W hile the West Bengal government continues to ponder on whether to be in the arena of higher education, those involved in the business of education have been left in a quandary by a set of paradoxes. For example, last month, on the eve of admissions at the undergraduate level, Calcutta University directed its affiliated colleges to restrict seats in the general stream. The directive was later retracted. Again, the more industries fold up and the job market shrinks, the more our ministers inaugurate new engineering colleges where the fees are as steep as the facilities meagre.
Something is rotten in our state of education. And attesting to that is the Pratichi Trust’s report on the state of primary education in three districts in the state which exposes the casteist bias in the classroom. Even before the shock of such a revelation sunk in, the minister for technical education came up with a surprise announcement. Plans are afoot to let the students of 90-odd polytechnics and technical colleges evaluate their teachers.
If we study the trust’s report and the minister’s plan together, a curious paradox surfaces. While the system fosters inequality and deprivation based on caste and class at the primary level, at a later stage, it tries to overturn the power balance between the teacher and the student through a radical method of evaluation.
Amartya Sen’s report on the state of primary education, though invaluable, is not really a revelation, since casteism and elitism have been there for a long time and have severely compromised all aspects of learning, from the curricula to the examination system.

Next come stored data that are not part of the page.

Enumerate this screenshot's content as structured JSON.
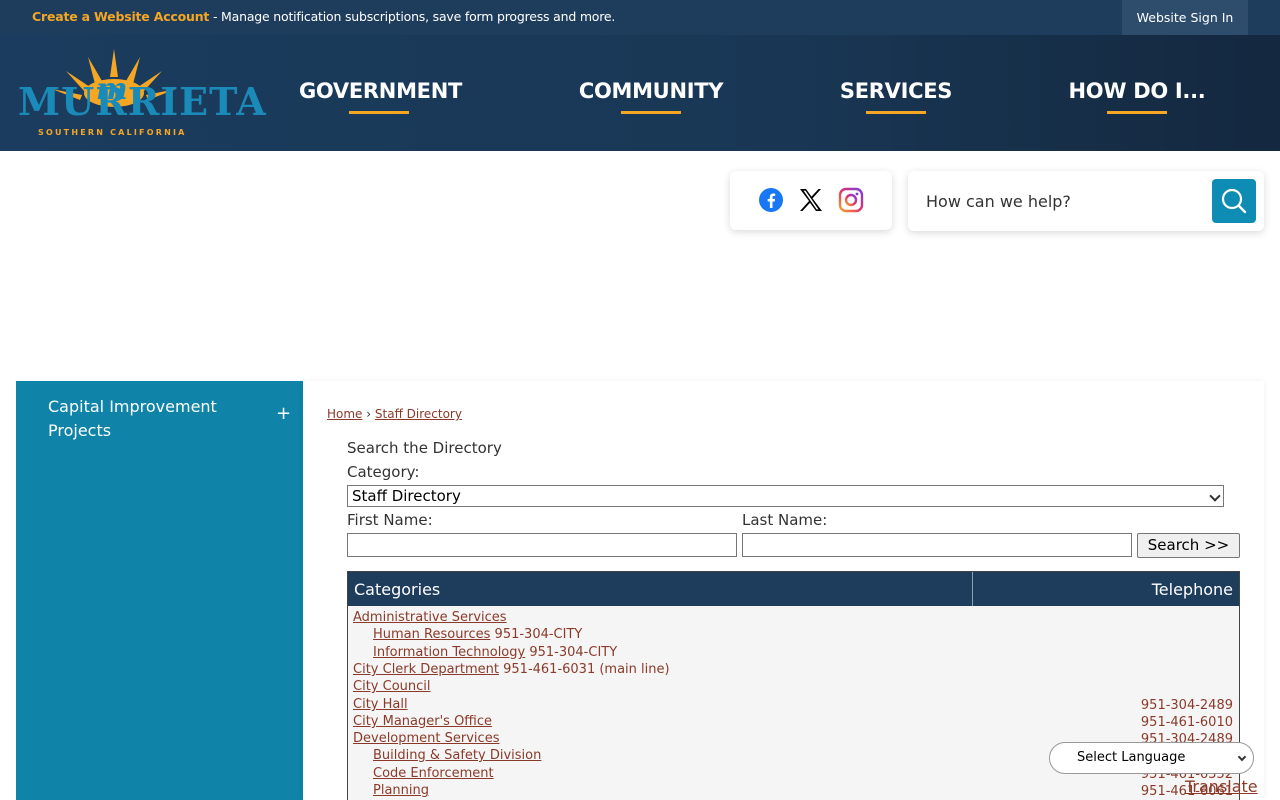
{
  "topbar": {
    "account_link": "Create a Website Account",
    "account_desc": " - Manage notification subscriptions, save form progress and more.",
    "signin": "Website Sign In"
  },
  "logo": {
    "word": "MURRIETA",
    "sub": "SOUTHERN CALIFORNIA"
  },
  "nav": [
    "GOVERNMENT",
    "COMMUNITY",
    "SERVICES",
    "HOW DO I..."
  ],
  "social": {
    "icons": [
      "facebook-icon",
      "x-icon",
      "instagram-icon"
    ]
  },
  "search": {
    "placeholder": "How can we help?"
  },
  "sidebar": {
    "items": [
      {
        "label": "Capital Improvement Projects",
        "toggle": "+"
      }
    ]
  },
  "breadcrumb": {
    "home": "Home",
    "sep": "›",
    "current": "Staff Directory"
  },
  "directory": {
    "heading": "Search the Directory",
    "category_label": "Category:",
    "category_value": "Staff Directory",
    "first_name_label": "First Name:",
    "last_name_label": "Last Name:",
    "search_button": "Search >>"
  },
  "table": {
    "headers": [
      "Categories",
      "Telephone"
    ],
    "rows": [
      {
        "name": "Administrative Services",
        "inline_phone": "",
        "phone": "",
        "indent": 0
      },
      {
        "name": "Human Resources",
        "inline_phone": "951-304-CITY",
        "phone": "",
        "indent": 1
      },
      {
        "name": "Information Technology",
        "inline_phone": "951-304-CITY",
        "phone": "",
        "indent": 1
      },
      {
        "name": "City Clerk Department",
        "inline_phone": "951-461-6031 (main line)",
        "phone": "",
        "indent": 0
      },
      {
        "name": "City Council",
        "inline_phone": "",
        "phone": "",
        "indent": 0
      },
      {
        "name": "City Hall",
        "inline_phone": "",
        "phone": "951-304-2489",
        "indent": 0
      },
      {
        "name": "City Manager's Office",
        "inline_phone": "",
        "phone": "951-461-6010",
        "indent": 0
      },
      {
        "name": "Development Services",
        "inline_phone": "",
        "phone": "951-304-2489",
        "indent": 0
      },
      {
        "name": "Building & Safety Division",
        "inline_phone": "",
        "phone": "",
        "indent": 1
      },
      {
        "name": "Code Enforcement",
        "inline_phone": "",
        "phone": "951-461-6352",
        "indent": 1
      },
      {
        "name": "Planning",
        "inline_phone": "",
        "phone": "951-461-6061",
        "indent": 1
      }
    ]
  },
  "language": {
    "select": "Select Language",
    "translate": "Translate"
  },
  "colors": {
    "navy": "#1e3d5c",
    "teal": "#0f84a8",
    "gold": "#f5a623",
    "link": "#8b3a2a"
  }
}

The government’s language policy — introduced in the early Eighties and withdrawn 15 years later — is a case in point. No one has bothered to find out why the functional communicative method of teaching English, adopted by many non-English speaking countries, did not succeed in our rural schools. To be effective, the method demands close and live classroom interaction between teacher and student. But in most of our rural and semi-urban schools, the classroom discourse is one of dominance and power, where caste and class often play defining roles.
A glance at the language question papers of the secondary and higher secondary examinations reinforces this view. In an oft-repeated question in grammar, examinees are asked to join sentences with qualifiers like “poor” and “honest”. Beneath the teaching-learning process, there flows a subterranean stream of elitism that wells up at the slightest opportunity and shuts out the underprivileged.
As a result, the field of education becomes an exclusive space, where the also-ran have no place. Thus while an alarming number of underprivileged examinees fail each year in the board examinations, the government organizes lavish felicitation ceremonies for toppers.
A setup that allows this situation to persist while planning to let students evaluate their teachers, speaks volumes about the strange mindset of the state’s policy-makers. Although the National Council of Educational Research and Training and the University Grants Commission have suggested time and again that the new form of evaluation be introduced, teachers’ bodies all over India have rejected such proposals with the excuse that the situation is far from ideal for such a radical scheme to be introduced.
While there may be some truth in the statement, there is also a fear about what students might do with their new-found power. A closer analysis of this insecurity yields an interesting parallel with the British who once ruled this country. They had felt the same way on the eve of the transfer of power and had painted a grim picture of anarchy. While the British had a home to escape to, teachers in Bengal are prisoners of a faulty system who have to reap the bitter harvest of the seeds they have sown at the primary level.